Thursday, November 26, 2009

My Favorite Characters: The Greatest Hero You Never Heard Of

It's my 47th post, which also happens to be my favorite number. So I'll bypass my list of the Top 5 Great Apes to bring you a post about my favorite DC comics superhero. Booster Gold.
Michael J. Carter is always a delight to read about and I'm glad he has his own comic these days. Created by Dan Jurgens in the mid '8os, Booster embodies the most venial, greedy, self-serving qualities of that decade (and today). And yet... well, that's why I like the guy.
He appeared out of nowhere, all style, no substance, and instantly turned himself into a celebrity. Then, just as quickly, into a complete sell-out. The people of Metropolis jumped on the Booster Bandwagon and then quickly off again when they realized he was less a hero than a man out for fame, chicks and bucks.
Booster's big secret, known only to his robot, Skeets, is that he was not exactly a self-made man. He wasn't born with powers like the Kryptonian. He didn't hone himself or build his strengths like the Bat. Booster had everything it took to be a great hero, but that was only because he'd STOLEN it.
In the year 2462, Carter had been a twenty-year old failure working museum security. His shining Gotham City high school football career had tanked when he was caught betting on his own games. His future was looking like total crap... but his PAST, mind you... THAT was wide open.
Booster stole a museum time machine and headed for a history when no one would know his reputation. In the 'primitive and gullible' 20th century, his museum-piece costume and artificial powers would enable him to become a famous, and fabulously wealthy man. He even stole Skeets to be his stooge... er, sidekick.
In the Silver Age, that origin story would have made him a Green Lantern villain in 60 seconds.

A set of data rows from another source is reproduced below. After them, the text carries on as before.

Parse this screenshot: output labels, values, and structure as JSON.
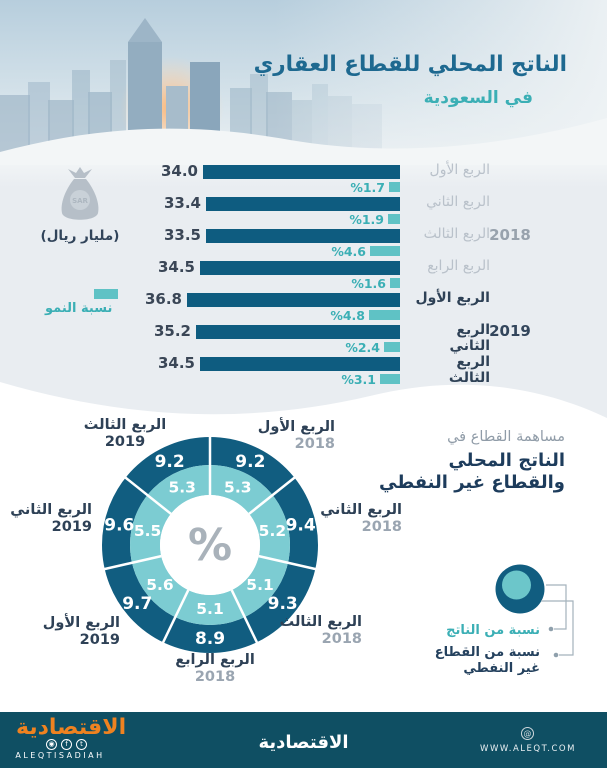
{
  "header": {
    "title": "الناتج المحلي للقطاع العقاري",
    "subtitle": "في السعودية"
  },
  "unit_badge": {
    "icon": "money-bag-icon",
    "currency_tag": "SAR",
    "label": "(مليار ريال)"
  },
  "growth_legend": {
    "label": "نسبة النمو"
  },
  "chart_data": [
    {
      "type": "bar",
      "orientation": "horizontal",
      "unit": "مليار ريال",
      "categories": [
        "الربع الأول",
        "الربع الثاني",
        "الربع الثالث",
        "الربع الرابع",
        "الربع الأول",
        "الربع الثاني",
        "الربع الثالث"
      ],
      "years": [
        "2018",
        "2018",
        "2018",
        "2018",
        "2019",
        "2019",
        "2019"
      ],
      "series": [
        {
          "name": "الناتج المحلي (مليار ريال)",
          "values": [
            34.0,
            33.4,
            33.5,
            34.5,
            36.8,
            35.2,
            34.5
          ]
        },
        {
          "name": "نسبة النمو",
          "values": [
            1.7,
            1.9,
            4.6,
            1.6,
            4.8,
            2.4,
            3.1
          ],
          "value_prefix": "%"
        }
      ],
      "year_groups": [
        {
          "year": "2018",
          "row_indexes": [
            0,
            1,
            2,
            3
          ]
        },
        {
          "year": "2019",
          "row_indexes": [
            4,
            5,
            6
          ]
        }
      ]
    },
    {
      "type": "pie",
      "subtype": "donut-two-rings",
      "center_label": "%",
      "title": "مساهمة القطاع في الناتج المحلي والقطاع غير النفطي",
      "categories": [
        "الربع الأول",
        "الربع الثاني",
        "الربع الثالث",
        "الربع الرابع",
        "الربع الأول",
        "الربع الثاني",
        "الربع الثالث"
      ],
      "years": [
        "2018",
        "2018",
        "2018",
        "2018",
        "2019",
        "2019",
        "2019"
      ],
      "series": [
        {
          "name": "نسبة من القطاع غير النفطي",
          "ring": "outer",
          "values": [
            9.2,
            9.4,
            9.3,
            8.9,
            9.7,
            9.6,
            9.2
          ]
        },
        {
          "name": "نسبة من الناتج",
          "ring": "inner",
          "values": [
            5.3,
            5.2,
            5.1,
            5.1,
            5.6,
            5.5,
            5.3
          ]
        }
      ],
      "legend_position": "right-bottom"
    }
  ],
  "contribution": {
    "intro": "مساهمة القطاع في",
    "line1": "الناتج المحلي",
    "line2": "والقطاع غير النفطي",
    "legend": [
      {
        "label": "نسبة من الناتج",
        "color": "#5fc2c5"
      },
      {
        "label_line1": "نسبة من القطاع",
        "label_line2": "غير النفطي",
        "color": "#115d80"
      }
    ]
  },
  "footer": {
    "brand_ar": "الاقتصادية",
    "brand_en": "ALEQTISADIAH",
    "center": "الاقتصادية",
    "website": "WWW.ALEQT.COM"
  },
  "colors": {
    "bar_main": "#0e5c80",
    "bar_growth": "#5fc2c5",
    "donut_outer": "#115d80",
    "donut_inner": "#7cccd2",
    "title_dark": "#1e6990",
    "teal_text": "#3bafb5",
    "footer_bg": "#0f4f63",
    "brand_orange": "#ef8220"
  }
}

And the morally upright Justice League DID see right through him. Superman even took his cape away, telling the bounder that he 'just wasn't ready'.

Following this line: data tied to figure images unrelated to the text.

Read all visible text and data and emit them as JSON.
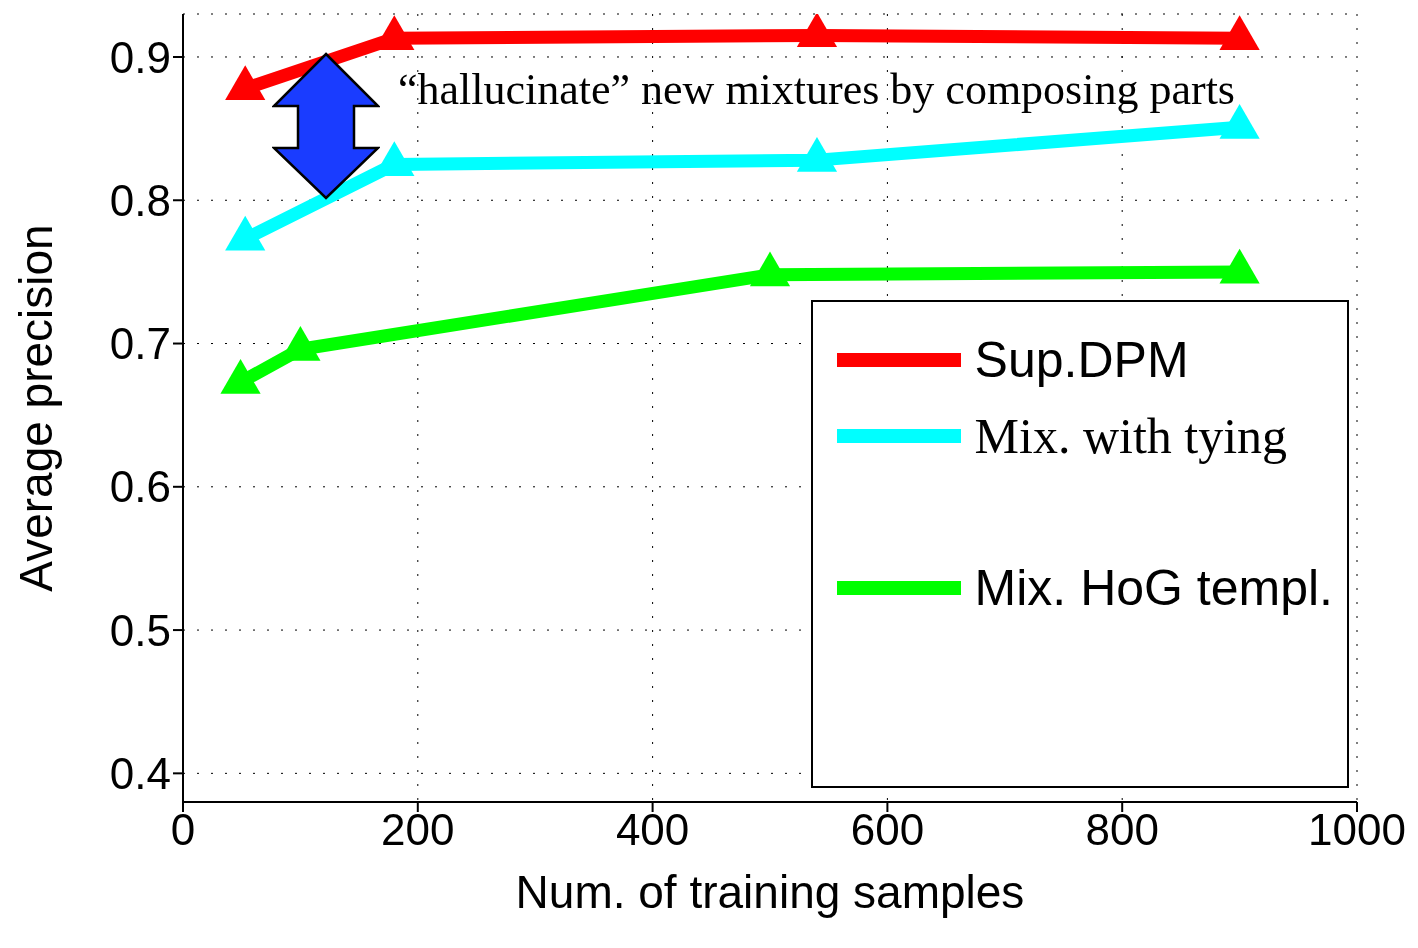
{
  "chart_data": {
    "type": "line",
    "xlabel": "Num. of training samples",
    "ylabel": "Average precision",
    "xlim": [
      0,
      1000
    ],
    "xticks": [
      0,
      200,
      400,
      600,
      800,
      1000
    ],
    "ylim": [
      0.38,
      0.93
    ],
    "yticks": [
      0.4,
      0.5,
      0.6,
      0.7,
      0.8,
      0.9
    ],
    "grid": true,
    "legend": "bottom right",
    "marker": "triangle",
    "line_style": "solid",
    "annotations": [
      "“hallucinate” new mixtures by composing parts"
    ],
    "series": [
      {
        "name": "Sup.DPM",
        "color": "#ff0000",
        "x": [
          53,
          180,
          540,
          900
        ],
        "values": [
          0.878,
          0.913,
          0.915,
          0.913
        ]
      },
      {
        "name": "Mix. with tying",
        "color": "#00ffff",
        "x": [
          53,
          180,
          540,
          900
        ],
        "values": [
          0.773,
          0.825,
          0.828,
          0.851
        ]
      },
      {
        "name": "Mix. HoG templ.",
        "color": "#00ff00",
        "x": [
          49,
          100,
          500,
          900
        ],
        "values": [
          0.673,
          0.696,
          0.748,
          0.75
        ]
      }
    ]
  }
}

So Booster ended up in the B-grade Justice League later known as the Supperbuddies, with the other misfits, making a best friend in Ted "The Blue Beetle" Kord. Well, best friend and dubious partner in various get-rich quick schemes.
With Skeets forever urging caution and propriety, and Booster forever ignoring him, it was a swell time for all. And even if they never got rich, they never ran out of Oreos.
And then most of the Supperbuddies died. Especially Ted. (Poor bastard!)
Booster's sometimes almost creepily literal whoring himself out hadn't made him enough cash to save his pal's life. For once Booster's complete lack of knowledge about history wasn't even a little bit funny. He dragged himself home to the future in despair.
Then, over the last few years, he began using time travel for good.
He's even saved the universe a time or two, and most importantly: he doesn't insist on taking credit for it. Much.
The world at large thinks Booster Gold is still the toothpaste-selling, car-hawking, soda-poster smile-with-a-tan jerk he always was, and only a select few know the truth. He battles evil throughout the timestream, intervening in historical DC events, becoming the hero he always pretended to be. Perhaps the change in Michael is another victory for Ted Kord, who has racked up rather a lot of them posthumously.
Maybe Booster's sense of greed and entitlement will never go away completely. It certainly makes it easy to relate to him. But there's plenty to admire, too. Loyalty, spirit, an easy smile, periodic self-sacrifice (especially if there's a cute girl involved), and MUCH less cowardice than one might imagine.